I have been asked on a number of occasions how my latest novel Echo and the White Howl should be interpreted. Is it an historic allegory? A contemporary political allegory? A spiritual allegory? Someone suggested the story alluded to Stalin’s Russia and the way he created famines. Someone else even suggested the story might be about the European Union and Brexit.
Quite honestly, the primary motivation for writing the novel was simply to create a gift for my youngest son, who asked for an adventure story about wolves. If readers want to interpret the book in any other way, they are most welcome to, but certainly there is no intentional message of any kind in the story. Indeed, I take that approach with all my books.
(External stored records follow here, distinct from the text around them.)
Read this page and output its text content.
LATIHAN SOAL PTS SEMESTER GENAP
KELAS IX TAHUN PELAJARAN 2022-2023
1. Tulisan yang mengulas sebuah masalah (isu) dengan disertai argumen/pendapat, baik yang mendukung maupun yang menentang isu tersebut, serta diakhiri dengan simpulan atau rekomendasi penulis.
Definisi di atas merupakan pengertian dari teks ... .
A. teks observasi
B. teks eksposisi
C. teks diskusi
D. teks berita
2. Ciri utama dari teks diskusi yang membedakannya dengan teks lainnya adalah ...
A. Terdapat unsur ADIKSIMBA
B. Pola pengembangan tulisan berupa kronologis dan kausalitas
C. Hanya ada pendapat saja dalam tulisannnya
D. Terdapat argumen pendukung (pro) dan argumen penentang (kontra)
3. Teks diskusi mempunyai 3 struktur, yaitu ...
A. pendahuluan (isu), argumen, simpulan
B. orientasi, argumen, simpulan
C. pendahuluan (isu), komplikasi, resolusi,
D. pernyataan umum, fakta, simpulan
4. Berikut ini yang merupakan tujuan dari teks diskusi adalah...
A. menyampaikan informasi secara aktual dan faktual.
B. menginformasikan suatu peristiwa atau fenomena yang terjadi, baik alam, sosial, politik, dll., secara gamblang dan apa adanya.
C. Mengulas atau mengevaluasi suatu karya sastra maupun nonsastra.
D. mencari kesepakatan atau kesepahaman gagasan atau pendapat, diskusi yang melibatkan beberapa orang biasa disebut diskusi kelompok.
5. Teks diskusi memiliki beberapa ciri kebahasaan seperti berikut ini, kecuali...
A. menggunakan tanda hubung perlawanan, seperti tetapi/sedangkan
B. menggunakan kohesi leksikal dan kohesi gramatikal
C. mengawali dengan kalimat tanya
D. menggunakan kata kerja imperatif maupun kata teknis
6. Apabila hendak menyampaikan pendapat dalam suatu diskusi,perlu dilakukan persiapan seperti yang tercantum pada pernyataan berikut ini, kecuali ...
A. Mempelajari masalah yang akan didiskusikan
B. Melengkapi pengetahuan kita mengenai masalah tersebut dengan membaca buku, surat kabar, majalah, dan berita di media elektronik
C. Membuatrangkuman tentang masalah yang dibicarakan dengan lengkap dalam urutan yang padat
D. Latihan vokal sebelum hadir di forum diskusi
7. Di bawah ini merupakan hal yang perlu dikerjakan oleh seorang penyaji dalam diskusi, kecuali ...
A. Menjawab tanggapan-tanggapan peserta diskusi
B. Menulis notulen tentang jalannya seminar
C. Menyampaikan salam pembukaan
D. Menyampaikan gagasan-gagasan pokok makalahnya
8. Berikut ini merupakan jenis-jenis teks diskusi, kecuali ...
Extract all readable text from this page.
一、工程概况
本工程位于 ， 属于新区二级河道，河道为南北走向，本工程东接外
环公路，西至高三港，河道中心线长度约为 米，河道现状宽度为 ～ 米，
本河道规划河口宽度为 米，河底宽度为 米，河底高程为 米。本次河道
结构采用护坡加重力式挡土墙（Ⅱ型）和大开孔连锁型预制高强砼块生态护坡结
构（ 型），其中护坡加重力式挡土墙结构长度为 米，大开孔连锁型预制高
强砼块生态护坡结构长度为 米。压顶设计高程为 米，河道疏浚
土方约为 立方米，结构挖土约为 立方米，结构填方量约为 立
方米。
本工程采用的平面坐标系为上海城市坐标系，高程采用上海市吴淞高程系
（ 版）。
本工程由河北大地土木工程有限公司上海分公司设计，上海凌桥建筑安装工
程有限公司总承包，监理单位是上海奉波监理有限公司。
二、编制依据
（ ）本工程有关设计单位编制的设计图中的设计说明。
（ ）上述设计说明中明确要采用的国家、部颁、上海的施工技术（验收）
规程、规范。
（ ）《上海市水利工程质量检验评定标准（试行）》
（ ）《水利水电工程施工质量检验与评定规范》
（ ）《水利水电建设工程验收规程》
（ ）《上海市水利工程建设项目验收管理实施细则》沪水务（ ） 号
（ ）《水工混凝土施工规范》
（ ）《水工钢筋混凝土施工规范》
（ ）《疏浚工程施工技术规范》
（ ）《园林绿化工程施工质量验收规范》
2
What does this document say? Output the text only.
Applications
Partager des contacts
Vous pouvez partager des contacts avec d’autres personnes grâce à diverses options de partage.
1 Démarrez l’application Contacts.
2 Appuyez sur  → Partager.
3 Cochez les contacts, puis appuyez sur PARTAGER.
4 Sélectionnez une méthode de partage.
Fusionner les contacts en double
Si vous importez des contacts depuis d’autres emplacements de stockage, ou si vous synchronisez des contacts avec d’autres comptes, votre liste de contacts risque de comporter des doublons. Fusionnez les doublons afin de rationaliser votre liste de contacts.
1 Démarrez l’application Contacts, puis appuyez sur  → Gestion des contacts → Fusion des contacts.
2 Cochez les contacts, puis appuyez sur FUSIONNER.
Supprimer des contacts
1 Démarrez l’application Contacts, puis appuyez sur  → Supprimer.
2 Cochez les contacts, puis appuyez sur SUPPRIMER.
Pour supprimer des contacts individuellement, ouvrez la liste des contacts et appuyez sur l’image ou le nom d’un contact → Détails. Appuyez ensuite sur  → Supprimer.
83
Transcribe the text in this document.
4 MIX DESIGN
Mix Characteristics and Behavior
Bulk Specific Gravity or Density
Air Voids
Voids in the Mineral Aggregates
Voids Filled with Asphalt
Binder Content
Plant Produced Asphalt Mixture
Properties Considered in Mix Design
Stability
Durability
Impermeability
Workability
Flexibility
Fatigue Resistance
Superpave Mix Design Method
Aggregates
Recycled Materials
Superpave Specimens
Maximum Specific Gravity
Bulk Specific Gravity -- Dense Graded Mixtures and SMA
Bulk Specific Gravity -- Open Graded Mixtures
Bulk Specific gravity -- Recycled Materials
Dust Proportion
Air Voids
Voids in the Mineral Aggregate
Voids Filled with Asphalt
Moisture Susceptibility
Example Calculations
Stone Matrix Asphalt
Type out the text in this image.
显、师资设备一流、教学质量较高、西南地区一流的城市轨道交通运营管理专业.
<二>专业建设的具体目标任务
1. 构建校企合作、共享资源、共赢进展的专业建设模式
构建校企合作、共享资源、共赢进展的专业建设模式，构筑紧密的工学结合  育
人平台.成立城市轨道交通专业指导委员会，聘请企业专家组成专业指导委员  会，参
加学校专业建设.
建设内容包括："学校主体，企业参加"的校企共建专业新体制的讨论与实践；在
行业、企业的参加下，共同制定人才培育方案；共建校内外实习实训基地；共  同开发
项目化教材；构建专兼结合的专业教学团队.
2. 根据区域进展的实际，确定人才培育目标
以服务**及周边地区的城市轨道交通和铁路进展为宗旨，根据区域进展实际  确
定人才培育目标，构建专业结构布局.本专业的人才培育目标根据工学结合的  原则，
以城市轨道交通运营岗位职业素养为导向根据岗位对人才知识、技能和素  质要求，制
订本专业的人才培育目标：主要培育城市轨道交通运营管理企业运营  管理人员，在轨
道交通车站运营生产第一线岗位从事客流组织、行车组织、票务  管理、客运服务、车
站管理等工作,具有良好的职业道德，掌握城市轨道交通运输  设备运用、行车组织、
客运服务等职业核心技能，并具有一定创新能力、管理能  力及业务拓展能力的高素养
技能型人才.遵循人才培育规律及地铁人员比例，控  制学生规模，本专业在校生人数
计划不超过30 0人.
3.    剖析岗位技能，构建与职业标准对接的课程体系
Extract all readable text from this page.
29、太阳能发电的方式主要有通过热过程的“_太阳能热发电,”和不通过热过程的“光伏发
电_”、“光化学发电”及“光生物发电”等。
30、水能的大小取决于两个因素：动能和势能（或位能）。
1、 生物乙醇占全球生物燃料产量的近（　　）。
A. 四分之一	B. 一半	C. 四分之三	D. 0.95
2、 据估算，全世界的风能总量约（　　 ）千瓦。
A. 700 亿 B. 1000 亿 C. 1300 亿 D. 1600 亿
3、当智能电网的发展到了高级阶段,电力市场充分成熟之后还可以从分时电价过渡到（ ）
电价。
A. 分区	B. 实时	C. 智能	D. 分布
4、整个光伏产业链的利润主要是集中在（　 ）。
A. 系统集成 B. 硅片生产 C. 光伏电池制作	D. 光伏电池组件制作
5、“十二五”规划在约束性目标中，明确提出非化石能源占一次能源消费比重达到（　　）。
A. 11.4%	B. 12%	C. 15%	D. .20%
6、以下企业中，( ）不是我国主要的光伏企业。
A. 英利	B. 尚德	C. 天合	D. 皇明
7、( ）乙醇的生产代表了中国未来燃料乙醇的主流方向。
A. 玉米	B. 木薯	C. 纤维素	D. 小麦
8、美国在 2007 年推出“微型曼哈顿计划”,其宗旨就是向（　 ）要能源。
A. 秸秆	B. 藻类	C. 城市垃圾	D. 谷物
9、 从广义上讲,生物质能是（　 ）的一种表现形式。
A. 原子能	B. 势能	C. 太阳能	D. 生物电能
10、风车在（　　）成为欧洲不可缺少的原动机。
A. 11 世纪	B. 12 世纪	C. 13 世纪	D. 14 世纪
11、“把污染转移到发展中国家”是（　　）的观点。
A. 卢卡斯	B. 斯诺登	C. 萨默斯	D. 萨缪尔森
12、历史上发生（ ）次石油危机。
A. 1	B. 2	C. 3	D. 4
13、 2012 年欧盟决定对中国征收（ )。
I believe that the more one tries to put a message in one’s writing, the more preachy it will sound.
What I do believe, as I have often stated on this blog, is that when one writes purely to tell a story and not deliver a message, what is important to the author will be inherent in the text, and thus be far more palatable and persuasive. So yes, it is possible, perhaps even inevitable, that some of my political and spiritual views are lurking beneath the surface of Echo and the White Howl. I shan’t get into what they might be, as I prefer to leave that to readers to interpret (inaccurately or otherwise). However, some of the themes present in my other works – abuse of power and corruption for example, not to mention the metaphysical elements – appear again here.